The image recognition works out which orientation the marker is on and so any direction it is facing in will always trigger the city to be directly facing the camera so that you can see it in it’s best view. Some of the nice little touches that we put into this city are promo billboards for other Channel 7 shows, a chinook circling the main building in the centre of the scene and a tiny video playing on a mini video screen on the main building.
You can twist the marker around in front of your camera to explore the city from different angles, but if you turn the marker around 180 degrees the back-drop of the city is revealed as a bigger screen with which to show the feature promo for the show.

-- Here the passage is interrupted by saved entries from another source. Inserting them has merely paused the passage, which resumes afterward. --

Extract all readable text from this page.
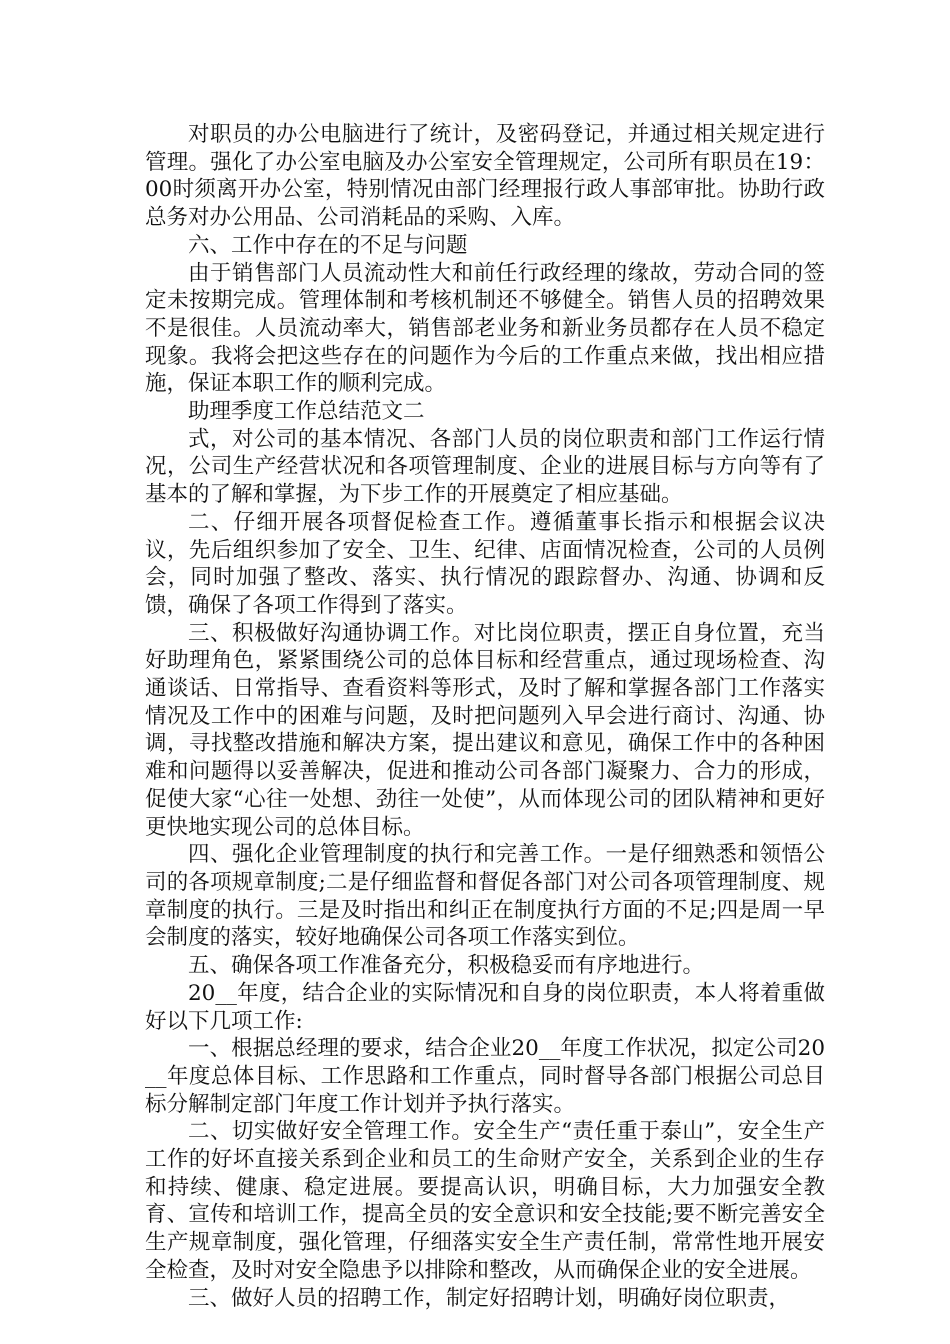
对职员的办公电脑进行了统计，及密码登记，并通过相关规定进行管理。强化了办公室电脑及办公室安全管理规定，公司所有职员在19：00时须离开办公室，特别情况由部门经理报行政人事部审批。协助行政总务对办公用品、公司消耗品的采购、入库。

六、工作中存在的不足与问题

由于销售部门人员流动性大和前任行政经理的缘故，劳动合同的签定未按期完成。管理体制和考核机制还不够健全。销售人员的招聘效果不是很佳。人员流动率大，销售部老业务和新业务员都存在人员不稳定现象。我将会把这些存在的问题作为今后的工作重点来做，找出相应措施，保证本职工作的顺利完成。

助理季度工作总结范文二

式，对公司的基本情况、各部门人员的岗位职责和部门工作运行情况，公司生产经营状况和各项管理制度、企业的进展目标与方向等有了基本的了解和掌握，为下步工作的开展奠定了相应基础。

二、仔细开展各项督促检查工作。遵循董事长指示和根据会议决议，先后组织参加了安全、卫生、纪律、店面情况检查，公司的人员例会，同时加强了整改、落实、执行情况的跟踪督办、沟通、协调和反馈，确保了各项工作得到了落实。

三、积极做好沟通协调工作。对比岗位职责，摆正自身位置，充当好助理角色，紧紧围绕公司的总体目标和经营重点，通过现场检查、沟通谈话、日常指导、查看资料等形式，及时了解和掌握各部门工作落实情况及工作中的困难与问题，及时把问题列入早会进行商讨、沟通、协调，寻找整改措施和解决方案，提出建议和意见，确保工作中的各种困难和问题得以妥善解决，促进和推动公司各部门凝聚力、合力的形成，促使大家“心往一处想、劲往一处使”，从而体现公司的团队精神和更好更快地实现公司的总体目标。

四、强化企业管理制度的执行和完善工作。一是仔细熟悉和领悟公司的各项规章制度;二是仔细监督和督促各部门对公司各项管理制度、规章制度的执行。三是及时指出和纠正在制度执行方面的不足;四是周一早会制度的落实，较好地确保公司各项工作落实到位。

五、确保各项工作准备充分，积极稳妥而有序地进行。

20__年度，结合企业的实际情况和自身的岗位职责，本人将着重做好以下几项工作:

一、根据总经理的要求，结合企业20__年度工作状况，拟定公司20__年度总体目标、工作思路和工作重点，同时督导各部门根据公司总目标分解制定部门年度工作计划并予执行落实。

二、切实做好安全管理工作。安全生产“责任重于泰山”，安全生产工作的好坏直接关系到企业和员工的生命财产安全，关系到企业的生存和持续、健康、稳定进展。要提高认识，明确目标，大力加强安全教育、宣传和培训工作，提高全员的安全意识和安全技能;要不断完善安全生产规章制度，强化管理，仔细落实安全生产责任制，常常性地开展安全检查，及时对安全隐患予以排除和整改，从而确保企业的安全进展。

三、做好人员的招聘工作，制定好招聘计划，明确好岗位职责，
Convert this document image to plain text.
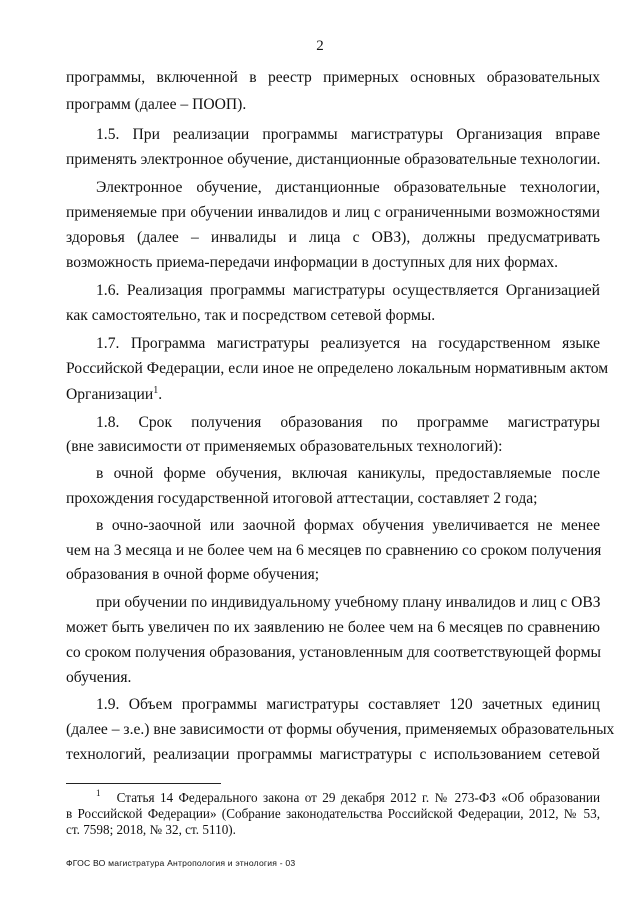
2
программы, включенной в реестр примерных основных образовательных
программ (далее – ПООП).
1.5. При реализации программы магистратуры Организация вправе
применять электронное обучение, дистанционные образовательные технологии.
Электронное обучение, дистанционные образовательные технологии,
применяемые при обучении инвалидов и лиц с ограниченными возможностями
здоровья (далее – инвалиды и лица с ОВЗ), должны предусматривать
возможность приема-передачи информации в доступных для них формах.
1.6. Реализация программы магистратуры осуществляется Организацией
как самостоятельно, так и посредством сетевой формы.
1.7. Программа магистратуры реализуется на государственном языке
Российской Федерации, если иное не определено локальным нормативным актом
Организации$^1$.
1.8. Срок получения образования по программе магистратуры
(вне зависимости от применяемых образовательных технологий):
в очной форме обучения, включая каникулы, предоставляемые после
прохождения государственной итоговой аттестации, составляет 2 года;
в очно-заочной или заочной формах обучения увеличивается не менее
чем на 3 месяца и не более чем на 6 месяцев по сравнению со сроком получения
образования в очной форме обучения;
при обучении по индивидуальному учебному плану инвалидов и лиц с ОВЗ
может быть увеличен по их заявлению не более чем на 6 месяцев по сравнению
со сроком получения образования, установленным для соответствующей формы
обучения.
1.9. Объем программы магистратуры составляет 120 зачетных единиц
(далее – з.е.) вне зависимости от формы обучения, применяемых образовательных
технологий, реализации программы магистратуры с использованием сетевой
$^1$ Статья 14 Федерального закона от 29 декабря 2012 г. № 273-ФЗ «Об образовании
в Российской Федерации» (Собрание законодательства Российской Федерации, 2012, № 53,
ст. 7598; 2018, № 32, ст. 5110).
ФГОС ВО магистратура Антропология и этнология - 03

It was a great project to work on with an extremely quick turn-around and a lot of technology flip-flops along the way. We were originally going to be using some hardware-based 3D technology that runs within a dedicated plug-in to show the city which would have allowed us to have a much more detailed city display and would have also allowed for natural feature tracking to be employed in stead of the high contrast glyph. This basically means that we were going to use a photo instead of the black and which marker to instigate the 3d scene. The spec ended up changing and we used flash with Papervision3D in the end. Which meant that we potentially had a wider audience using the site as there are no 3rd party plugins to install, but it also meant that we needed to re-model the city to fit within the confines of Papervision3D’s modest maximum polygon count.

At the end of the day i’m very happy with the result. Some may see it as a bit of a gimmick, and that’s fine, i respect that. in a sense it is, but it’s still damn fun to play with.